Mesajı Okuyun
Old 02-04-2012, 13:51   #3
avukat ışık

 
Varsayılan

T.C. YARGITAY

2.Hukuk Dairesi
Esas: 2002/2678
Karar: 2002/4148
Karar Tarihi: 22.03.2002


VERASET BELGESİ - GAİPLİK - TEREKE MALLARININ TESLİMİ - GAİPLİK KARARININ GEÇMİŞE ETKİLİ OLMASI - TEMİNAT ALMA VE RESMEN İDAREYE SON VERME VE BU KONUNUN ŞARTLARINI DEĞERLENDİRME GÖREVİNİN İHTİYATİ TEDBİRLERİ ALAN HAKİME AİT OLDUĞUNUN GÖZETİLMESİ GEREĞİ

ÖZET: Teminat alma ve resmen idareye son verme ve bu konunun şartlarını değerlendirme görevi ihtiyati tedbirleri alan hakime ait olduğunun gözetilmesi gerekir.

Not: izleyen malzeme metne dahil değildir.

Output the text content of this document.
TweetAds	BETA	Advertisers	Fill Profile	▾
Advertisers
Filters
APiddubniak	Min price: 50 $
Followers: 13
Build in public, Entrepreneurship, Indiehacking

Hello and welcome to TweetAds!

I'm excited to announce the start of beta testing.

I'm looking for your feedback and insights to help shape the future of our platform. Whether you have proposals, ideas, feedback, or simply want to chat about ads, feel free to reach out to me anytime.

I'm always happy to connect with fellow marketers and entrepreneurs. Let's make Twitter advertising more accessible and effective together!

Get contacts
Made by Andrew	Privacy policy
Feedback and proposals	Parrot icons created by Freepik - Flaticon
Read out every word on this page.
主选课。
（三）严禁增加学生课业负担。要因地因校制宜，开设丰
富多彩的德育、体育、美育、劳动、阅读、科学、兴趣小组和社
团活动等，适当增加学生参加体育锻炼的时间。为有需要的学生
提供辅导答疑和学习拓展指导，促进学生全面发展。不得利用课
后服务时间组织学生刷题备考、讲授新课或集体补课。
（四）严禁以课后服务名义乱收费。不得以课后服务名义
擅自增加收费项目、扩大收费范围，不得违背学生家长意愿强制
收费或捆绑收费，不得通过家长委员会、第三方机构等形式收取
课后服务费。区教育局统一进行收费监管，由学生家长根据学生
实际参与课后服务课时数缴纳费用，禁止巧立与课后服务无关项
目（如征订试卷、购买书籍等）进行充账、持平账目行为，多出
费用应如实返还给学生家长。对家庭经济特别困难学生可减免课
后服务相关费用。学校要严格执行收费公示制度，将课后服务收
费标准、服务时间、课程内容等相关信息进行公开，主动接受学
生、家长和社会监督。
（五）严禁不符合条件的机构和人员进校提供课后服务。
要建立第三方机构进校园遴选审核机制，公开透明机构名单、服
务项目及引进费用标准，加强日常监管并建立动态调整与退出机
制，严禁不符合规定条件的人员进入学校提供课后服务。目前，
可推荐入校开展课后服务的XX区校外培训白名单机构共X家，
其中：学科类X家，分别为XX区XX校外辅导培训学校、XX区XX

(4721 S. K. m. 35, 575, 584) (743 S. K. m. 34, 517, 526)

Dava: Taraflar arasındaki davanın yapılan muhakemesi sonunda mahalli mahkemece verilen ve yukarıda tarih numarası gösterilen hüküm temyiz edilmekle evrak okunup gereği görüşülüp düşünüldü.

Karar: Davacı annesi Münire'nin 18.10.1987 de öldüğünü çocukları Hacer, Nebiha ve Fahrettin'in kaldığını, ancak Bolu Asliye 2. Hukuk Mahkemesinin 1998/426 esas sayılı davası sonunda Fahrettin'in gaipliğine karar verildiğini ileri sürüp daha önce verilen 1994/303-327 sayılı veraset belgesinin iptali ile yeniden veraset belgesi verilmesini istemiştir.

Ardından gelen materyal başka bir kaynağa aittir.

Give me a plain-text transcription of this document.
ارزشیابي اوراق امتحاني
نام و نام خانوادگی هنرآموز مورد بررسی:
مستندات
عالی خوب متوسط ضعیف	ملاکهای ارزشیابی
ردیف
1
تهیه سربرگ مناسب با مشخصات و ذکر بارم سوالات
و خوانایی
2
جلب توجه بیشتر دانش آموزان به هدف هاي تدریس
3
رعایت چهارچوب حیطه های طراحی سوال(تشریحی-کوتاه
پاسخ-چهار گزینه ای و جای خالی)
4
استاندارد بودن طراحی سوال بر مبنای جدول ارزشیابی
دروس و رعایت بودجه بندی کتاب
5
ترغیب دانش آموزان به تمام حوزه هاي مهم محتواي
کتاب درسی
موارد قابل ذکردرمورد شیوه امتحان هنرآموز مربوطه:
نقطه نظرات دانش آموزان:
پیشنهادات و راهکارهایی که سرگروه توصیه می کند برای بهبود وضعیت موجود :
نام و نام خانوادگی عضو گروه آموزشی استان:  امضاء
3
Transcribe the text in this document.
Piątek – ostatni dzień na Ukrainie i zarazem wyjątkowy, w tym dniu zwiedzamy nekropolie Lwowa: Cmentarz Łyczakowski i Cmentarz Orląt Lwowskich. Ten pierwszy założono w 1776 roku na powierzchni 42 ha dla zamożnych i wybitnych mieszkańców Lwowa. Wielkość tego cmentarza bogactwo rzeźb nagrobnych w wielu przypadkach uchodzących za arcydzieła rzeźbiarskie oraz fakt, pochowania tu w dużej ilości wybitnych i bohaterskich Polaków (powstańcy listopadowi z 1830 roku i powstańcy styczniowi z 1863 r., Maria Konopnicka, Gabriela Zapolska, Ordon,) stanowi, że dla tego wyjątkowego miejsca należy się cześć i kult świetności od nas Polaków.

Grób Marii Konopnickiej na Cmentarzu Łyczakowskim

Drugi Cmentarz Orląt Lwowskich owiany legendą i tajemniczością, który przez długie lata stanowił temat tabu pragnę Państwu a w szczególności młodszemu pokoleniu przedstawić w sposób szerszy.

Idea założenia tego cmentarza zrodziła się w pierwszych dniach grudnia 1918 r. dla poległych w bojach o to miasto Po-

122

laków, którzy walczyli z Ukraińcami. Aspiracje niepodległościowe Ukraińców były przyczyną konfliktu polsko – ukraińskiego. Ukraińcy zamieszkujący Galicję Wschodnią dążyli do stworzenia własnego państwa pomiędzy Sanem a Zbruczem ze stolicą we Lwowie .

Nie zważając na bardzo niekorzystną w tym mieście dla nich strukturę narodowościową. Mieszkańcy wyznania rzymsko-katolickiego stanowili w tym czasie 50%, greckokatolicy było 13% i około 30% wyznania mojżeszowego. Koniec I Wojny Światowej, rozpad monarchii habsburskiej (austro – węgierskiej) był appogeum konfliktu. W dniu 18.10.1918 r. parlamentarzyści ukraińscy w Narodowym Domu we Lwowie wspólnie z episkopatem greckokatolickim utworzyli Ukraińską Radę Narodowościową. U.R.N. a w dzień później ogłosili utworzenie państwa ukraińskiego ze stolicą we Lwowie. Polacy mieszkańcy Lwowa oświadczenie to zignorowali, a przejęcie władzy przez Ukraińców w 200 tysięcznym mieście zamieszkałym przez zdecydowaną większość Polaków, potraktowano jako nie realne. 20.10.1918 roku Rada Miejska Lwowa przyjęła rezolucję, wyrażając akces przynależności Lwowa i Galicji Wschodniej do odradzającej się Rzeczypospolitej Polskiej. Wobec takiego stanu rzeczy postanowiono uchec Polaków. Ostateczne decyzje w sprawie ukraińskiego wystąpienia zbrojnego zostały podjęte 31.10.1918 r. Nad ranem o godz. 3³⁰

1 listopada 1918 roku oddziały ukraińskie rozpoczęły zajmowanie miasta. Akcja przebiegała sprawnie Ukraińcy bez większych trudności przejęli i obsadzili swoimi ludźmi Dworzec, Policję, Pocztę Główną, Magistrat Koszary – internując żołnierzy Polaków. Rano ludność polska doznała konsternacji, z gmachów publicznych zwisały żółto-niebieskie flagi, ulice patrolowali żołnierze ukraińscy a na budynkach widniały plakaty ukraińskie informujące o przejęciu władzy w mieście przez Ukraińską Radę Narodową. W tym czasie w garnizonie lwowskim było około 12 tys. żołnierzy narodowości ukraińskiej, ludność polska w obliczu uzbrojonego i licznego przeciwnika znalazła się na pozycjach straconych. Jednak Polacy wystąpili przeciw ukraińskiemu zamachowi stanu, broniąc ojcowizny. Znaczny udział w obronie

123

Mahkemece 743 sayılı Kanunun 526-530. maddeleri dayanak gösterilerek istek ret edilmiştir.

743 sayılı Kanunun 34., 4721 sayılı Kanunun 35. maddesi "...mahkeme gaipliğe karar verir ve ölüme bağlı haklar, aynen gaibin ölümü ispatlanmış gibi kullanılır. Gaiplik kararı ölüm tehlikesinin gerçekleştiği veya son haberin alındığı günden başlayarak hüküm doğurur" kuralını içermektedir. Başka bir anlatımla gaiplik kararı geçmişe etkili sonuç doğurur. Bu sonuca göre mirasçıları belirlemek gerekir. Diğer yandan 743 sayılı Kanunun 517, 4721 sayılı Kanunun 575. maddeleri uyarınca "miras, miras bırakanın ölümüyle açılır." Mirasa ehil olanlar bu hakkı kendiliğinden iktisap ederler. Veraset belgesi murisle mirasçı olabilecek kişilerin bu bağlarını ve miras paylarını gösteren bir karardır.

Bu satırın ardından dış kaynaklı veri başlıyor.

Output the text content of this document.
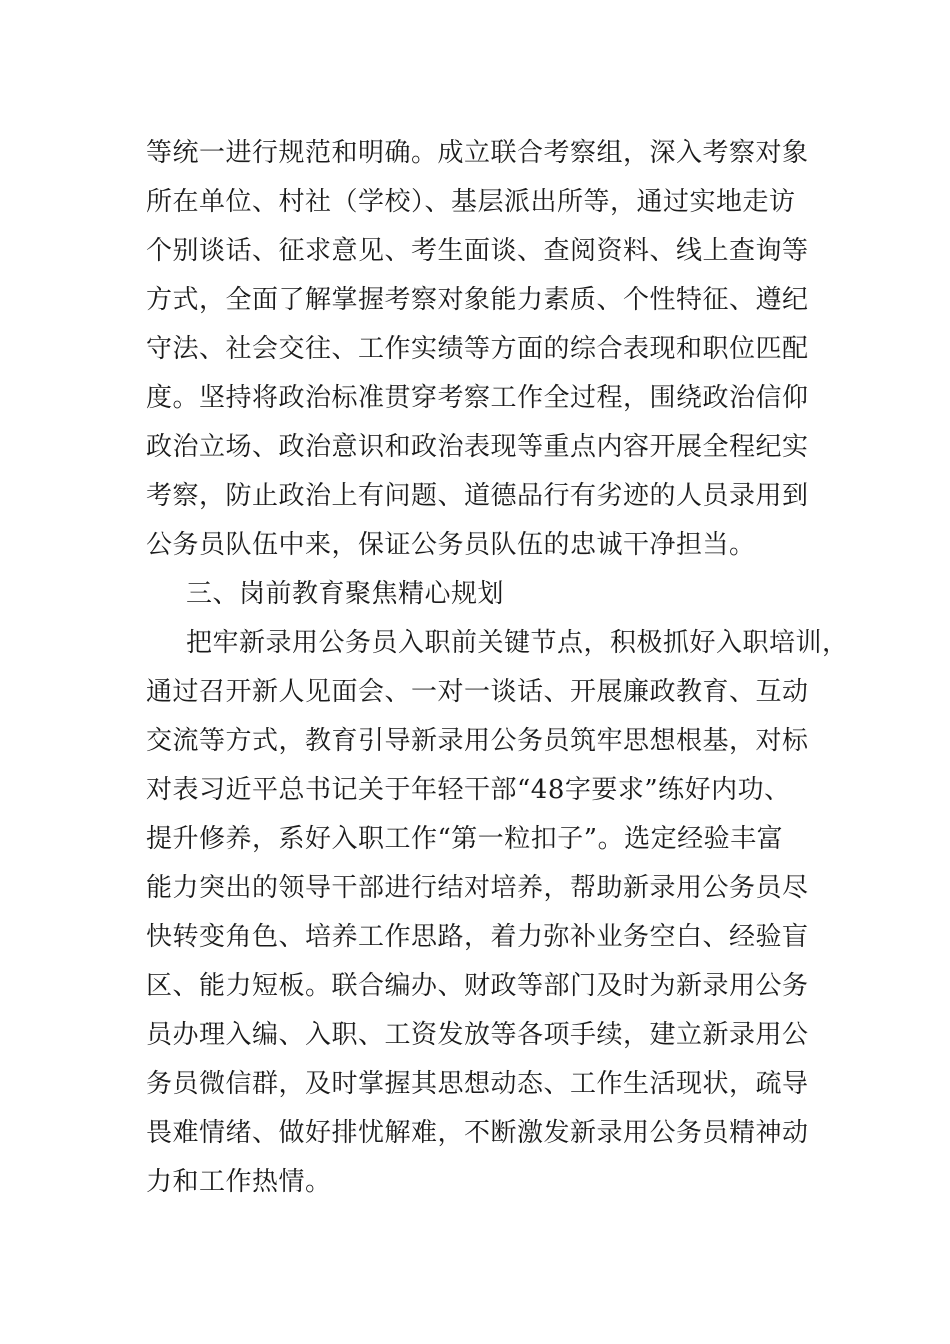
等统一进行规范和明确。成立联合考察组，深入考察对象

所在单位、村社（学校）、基层派出所等，通过实地走访

个别谈话、征求意见、考生面谈、查阅资料、线上查询等

方式，全面了解掌握考察对象能力素质、个性特征、遵纪

守法、社会交往、工作实绩等方面的综合表现和职位匹配

度。坚持将政治标准贯穿考察工作全过程，围绕政治信仰

政治立场、政治意识和政治表现等重点内容开展全程纪实

考察，防止政治上有问题、道德品行有劣迹的人员录用到

公务员队伍中来，保证公务员队伍的忠诚干净担当。

三、岗前教育聚焦精心规划

把牢新录用公务员入职前关键节点，积极抓好入职培训，

通过召开新人见面会、一对一谈话、开展廉政教育、互动

交流等方式，教育引导新录用公务员筑牢思想根基，对标

对表习近平总书记关于年轻干部“48字要求”练好内功、

提升修养，系好入职工作“第一粒扣子”。选定经验丰富

能力突出的领导干部进行结对培养，帮助新录用公务员尽

快转变角色、培养工作思路，着力弥补业务空白、经验盲

区、能力短板。联合编办、财政等部门及时为新录用公务

员办理入编、入职、工资发放等各项手续，建立新录用公

务员微信群，及时掌握其思想动态、工作生活现状，疏导

畏难情绪、做好排忧解难，不断激发新录用公务员精神动

力和工作热情。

Tarafların murisi Münire Ö. 18.10.1987 de ölmüştür. Çocuklarından Fahrettin'in 15-20 yıldan beri haber alınamaması sebebiyle gaipliğine dair 12.07.2000 günlü 426-364 sayılı Bolu Asliye 2. Hukuk Mahkemesi kararı kesinleşmiştir. 743 sayılı Türk Kanunu Medenisinin 528. maddesi uyarınca "Mirasın açıldığı gün hayat ve mematı ispat edilemeyen gaip mirasçının hissesi mahkeme tarafından resmen idare ettirilir. Bu durum mirasçının sağ olarak ortaya çıkmasına veya bunun hakkında gaiplik kararı alınmasına kadar devam eder (Prof.Dr. Zahit İmre, Prof.Dr. Hasan Erman, Miras Hukuku 1995 Sf: 273; Prof. Dr. Naim İnan, Prof. Dr. Şeref Ertaş Miras Hukuku 2000, Sf: 375) "Bir kimsenin gaipliğine hükmedilmiş ise mirasçısı kendilerine müreccah olan hak sahiplerine iade edeceklerine dair teminat göstermeye mecbur" (743 S.K.526) olarak tereke malına vaziyet edebilir gaip mirasçı hakkında gaiplik kararı alınmazsa resmi idare Türk Kanunu Medenisinin 530. maddesi uyarınca Hazinenin müracaatına kadar devam eder. O halde Hazinenin müracaatı üzerine gaipliğe ve tereke malının hazineye intikaline karar verilir.

Teminat alma ve resmen idareye son verme ve bu konunun şartlarını değerlendirme görevi aynı Kanunun 531 ve müteakip maddeleri uyarınca ihtiyati tedbirleri alan hakime aittir.

Şu halde veraset belgesi verilmesine dair bu davaya bakan hakimin görevi, muris Münire'nin füruundan Fahrettin'in en az on beş yıldır gaip olduğunun Bolu Asliye 2. Hukuk Mahkemesinin 12.07.2000 günlü 426-364 sayılı ilamı ile tespit edilmiş olduğuna, tereke mallarının teslimi sırasında 743 sayılı Kanunun 526. maddesi hükümlerinin gözetilmesi gerektiğine işaretle mirasçıları ve payları belirlemekten ibarettir. Bu yöne ve davanın özelliğine uymayan gerekçelerle davanın reddi doğru görülmemiştir.

Sonuç: Hükmün açıklanan sebeplerle BOZULMASINA, temyiz peşin harcının yatırana geri verilmesine, 22.03.2002 gününde oybirliği ile karar verildi.